Mit der Lizenz zur Berufung

james-bond_barrel_logoDer UVS prüft Beschwerden von Bürgern, die sich durch die „öffentliche Gewalt“ in ihren Rechten verletzt sehen.

Bregenz. (VN-reh) Am 7. Jänner 1991 wurde der damalige Präsident des Unabhängigen Verwaltungssenats des Landes Vorarlberg (UVS) auf seinem Weg zur Arbeit von einem Pkw erfasst und verletzt. Noch schneller als seine Genesung traf die Strafverfügung der Bezirkshauptmannschaft ein. Er habe die Straße gequert, ohne die nahegelegene Unterführung zu benutzen. Der Präsident war zwar von seiner Schuldlosigkeit überzeugt, sah aber von einem Einspruch ab, weil dieser Fall sonst mit großer Wahrscheinlichkeit zum ersten Strafberufungsverfahren vor dem UVS geführt hätte.

 Unabhängiges Tribunal

Nun, 22 Jahre später, hat sich viel getan. Bestand der UVS 1991 noch aus drei Mitgliedern, hatte vier Zuständigkeiten und 276 Rechtssachen im Jahr zu beantworten, sind es heute 10 Mitglieder, über 100 verschiedene Zuständigkeiten und jährlich 1600 Rechtssachen. Der UVS ist formell eine unabhängige Verwaltungsbehörde, materiell ein unparteiisches und unabhängiges Gericht.

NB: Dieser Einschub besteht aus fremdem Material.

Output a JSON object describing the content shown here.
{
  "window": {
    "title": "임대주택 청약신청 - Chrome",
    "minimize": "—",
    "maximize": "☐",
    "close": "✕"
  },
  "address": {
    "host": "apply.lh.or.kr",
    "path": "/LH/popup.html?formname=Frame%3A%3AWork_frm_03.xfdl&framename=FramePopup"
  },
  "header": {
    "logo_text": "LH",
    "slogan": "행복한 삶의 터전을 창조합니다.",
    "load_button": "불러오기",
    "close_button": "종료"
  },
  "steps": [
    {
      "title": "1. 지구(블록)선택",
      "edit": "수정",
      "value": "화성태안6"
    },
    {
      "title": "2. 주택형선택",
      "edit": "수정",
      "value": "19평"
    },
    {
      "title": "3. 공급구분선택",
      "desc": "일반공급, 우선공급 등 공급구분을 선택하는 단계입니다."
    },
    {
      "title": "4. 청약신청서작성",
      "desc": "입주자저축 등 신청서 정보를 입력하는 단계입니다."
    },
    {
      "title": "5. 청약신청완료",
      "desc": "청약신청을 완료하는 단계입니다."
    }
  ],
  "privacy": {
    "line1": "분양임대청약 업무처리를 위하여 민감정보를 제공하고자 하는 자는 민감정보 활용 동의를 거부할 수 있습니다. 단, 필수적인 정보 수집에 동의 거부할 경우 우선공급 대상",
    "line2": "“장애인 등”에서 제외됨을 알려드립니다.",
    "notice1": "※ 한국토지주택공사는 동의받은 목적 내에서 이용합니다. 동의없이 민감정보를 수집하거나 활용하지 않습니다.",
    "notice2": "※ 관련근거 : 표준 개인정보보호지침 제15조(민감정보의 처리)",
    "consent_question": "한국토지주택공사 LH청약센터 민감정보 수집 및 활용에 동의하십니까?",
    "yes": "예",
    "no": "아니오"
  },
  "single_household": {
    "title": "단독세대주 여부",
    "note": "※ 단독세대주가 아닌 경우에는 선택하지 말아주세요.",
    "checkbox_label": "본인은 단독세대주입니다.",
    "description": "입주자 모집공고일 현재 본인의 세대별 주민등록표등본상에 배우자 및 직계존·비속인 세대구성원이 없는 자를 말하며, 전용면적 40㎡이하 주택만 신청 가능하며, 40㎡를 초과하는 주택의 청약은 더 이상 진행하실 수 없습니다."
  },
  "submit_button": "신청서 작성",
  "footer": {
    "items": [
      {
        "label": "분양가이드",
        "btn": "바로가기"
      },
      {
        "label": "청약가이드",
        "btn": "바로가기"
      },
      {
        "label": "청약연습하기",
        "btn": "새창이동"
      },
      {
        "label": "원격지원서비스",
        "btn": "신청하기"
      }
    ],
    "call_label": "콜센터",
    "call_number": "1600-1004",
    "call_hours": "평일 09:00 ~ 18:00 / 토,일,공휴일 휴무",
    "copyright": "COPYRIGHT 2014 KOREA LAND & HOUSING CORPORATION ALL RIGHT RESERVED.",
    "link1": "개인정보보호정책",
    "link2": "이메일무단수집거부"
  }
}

Oder anders gesagt: ein unabhängiges Tribunal, das die Rechtmäßigkeit der Verwaltung kontrolliert. Er tritt dann in Erscheinung, wenn gegen einen Bescheid von Behörden berufen wird. Das heißt, er entscheidet beispielsweise über Berufungen gegen Bescheide von Bezirkshauptmannschaften wegen Übertretungen der Straßenverkehrsordnung, der Gewerbeordnung, des Auslän­derbeschäftigungsgesetzes, Baugesetzes oder bei Schubhaftbeschwerden. Auch der ehemalige Vorstandsvorsitzende des Handelskonzerns Metro, Eckhard Cordes, hat im Streit um seine Ferienwohnung in Lech den Unabhängigen Verwaltungssenat angerufen. Denn zuvor hatte ihm die BH Bludenz untersagt, die Wohnung zu vermieten. Oder eine Vorarlbergerin, die ihren Führerschein verloren hat, weil sie in betrunkenem Zustand, aber angeblich auf Anweisung der Polizei, ein Auto umparkte.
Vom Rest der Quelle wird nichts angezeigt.